« – Pourquoi la facture est-elle si énorme ? Chéri, tu es sûr que personne d’autre n’habite dans ma maison ? » demandai-je en regardant l’immense facture d’électricité.

Les tasses n’étaient encore une fois pas à leur place. Alina marmonnait entre ses dents en réarrangeant la vaisselle dans le placard.

— Je me souviens parfaitement avoir mis la tasse bleue au bord de l’étagère. Et maintenant elle est au milieu, dit-elle en fronçant les sourcils tout en déplaçant les assiettes. Et hier, j’avais soigneusement empilé les plats avant de partir, et là, tout est bouleversé.

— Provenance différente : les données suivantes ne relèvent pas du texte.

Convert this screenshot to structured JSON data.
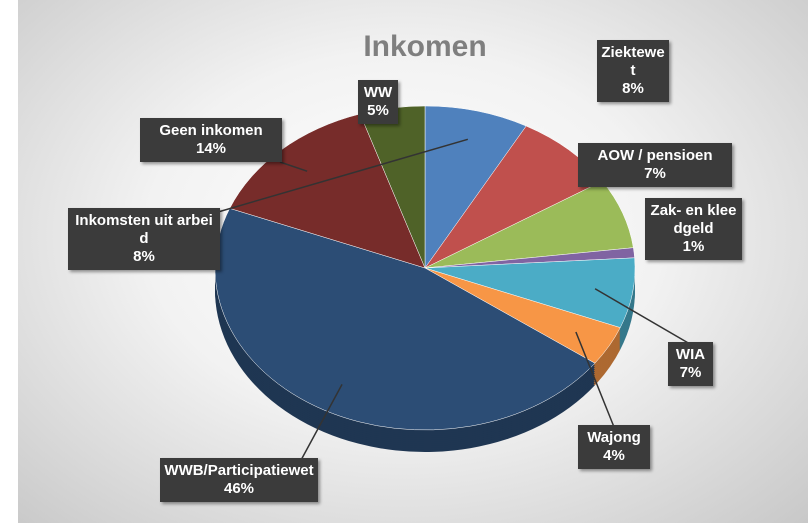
{
  "chart_data": {
    "type": "pie",
    "title": "Inkomen",
    "categories": [
      "Inkomsten uit arbeid",
      "Ziektewet",
      "AOW / pensioen",
      "Zak- en kleedgeld",
      "WIA",
      "Wajong",
      "WWB/Participatiewet",
      "Geen inkomen",
      "WW"
    ],
    "values": [
      8,
      8,
      7,
      1,
      7,
      4,
      46,
      14,
      5
    ],
    "value_labels": [
      "8%",
      "8%",
      "7%",
      "1%",
      "7%",
      "4%",
      "46%",
      "14%",
      "5%"
    ],
    "colors": [
      "#4f81bd",
      "#c0504d",
      "#9bbb59",
      "#8064a2",
      "#4bacc6",
      "#f79646",
      "#2c4d75",
      "#772c2a",
      "#4f6228"
    ]
  }
}
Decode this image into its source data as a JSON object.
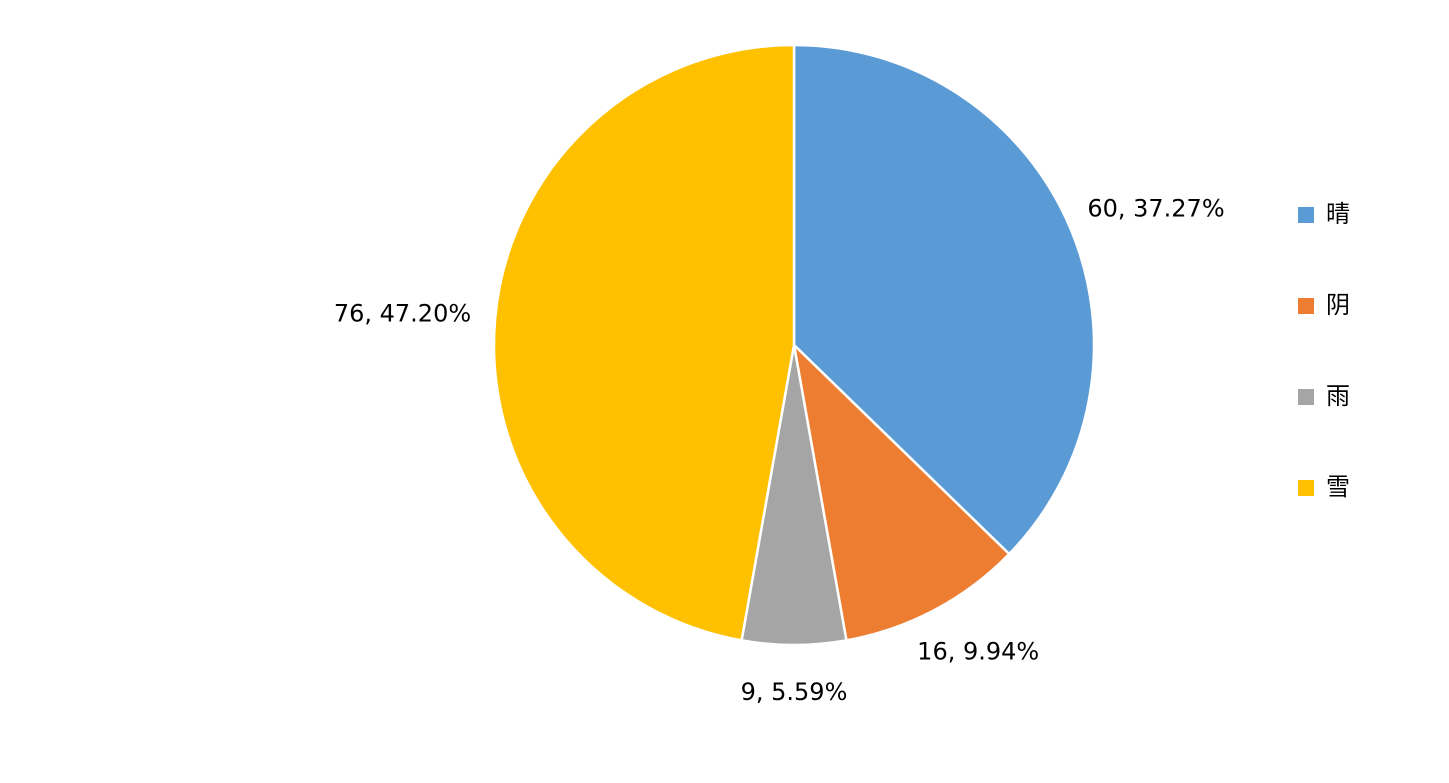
{
  "chart_data": {
    "type": "pie",
    "categories": [
      "晴",
      "阴",
      "雨",
      "雪"
    ],
    "values": [
      60,
      16,
      9,
      76
    ],
    "value_labels": [
      "60, 37.27%",
      "16, 9.94%",
      "9, 5.59%",
      "76, 47.20%"
    ],
    "colors": [
      "#5b9bd5",
      "#ed7d31",
      "#a5a5a5",
      "#ffc000"
    ],
    "legend": "right"
  }
}
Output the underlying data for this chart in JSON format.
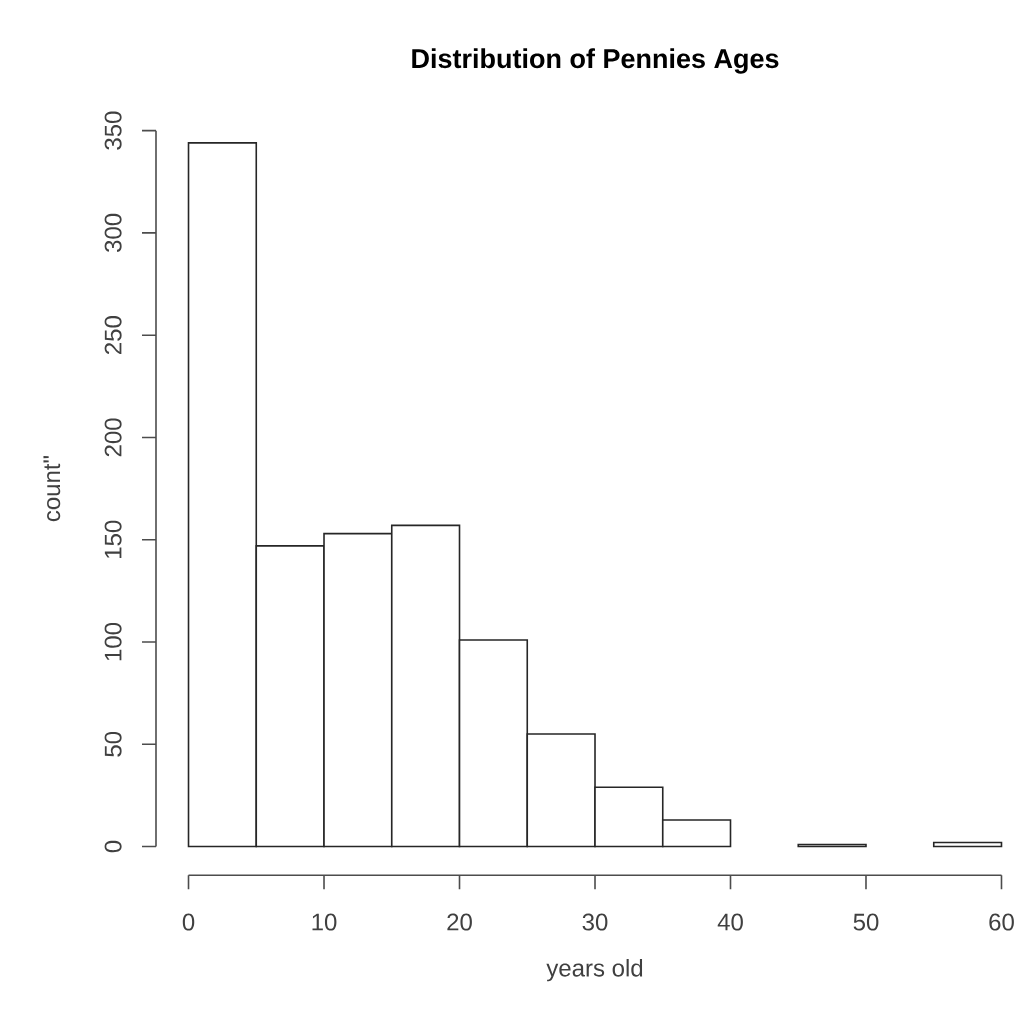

De chaudes mains entourèrent sa taille. Sergueï se colla au dos de sa femme, enfouissant son nez dans son cou.

— Tu fantasmes encore, Alinouchka ? demanda-t-il en la tournant vers lui. C’est toi qui les as déplacés et qui as oublié, tu es trop fatiguée.

Les yeux d’Alina s’assombrirent.

— Sergueï, ma mémoire est professionnelle. Je me souviens de chaque instrument pendant une opération, de la façon dont je le tenais. Et toi, tu affirmes que j’ai oublié où j’ai mis des tasses ?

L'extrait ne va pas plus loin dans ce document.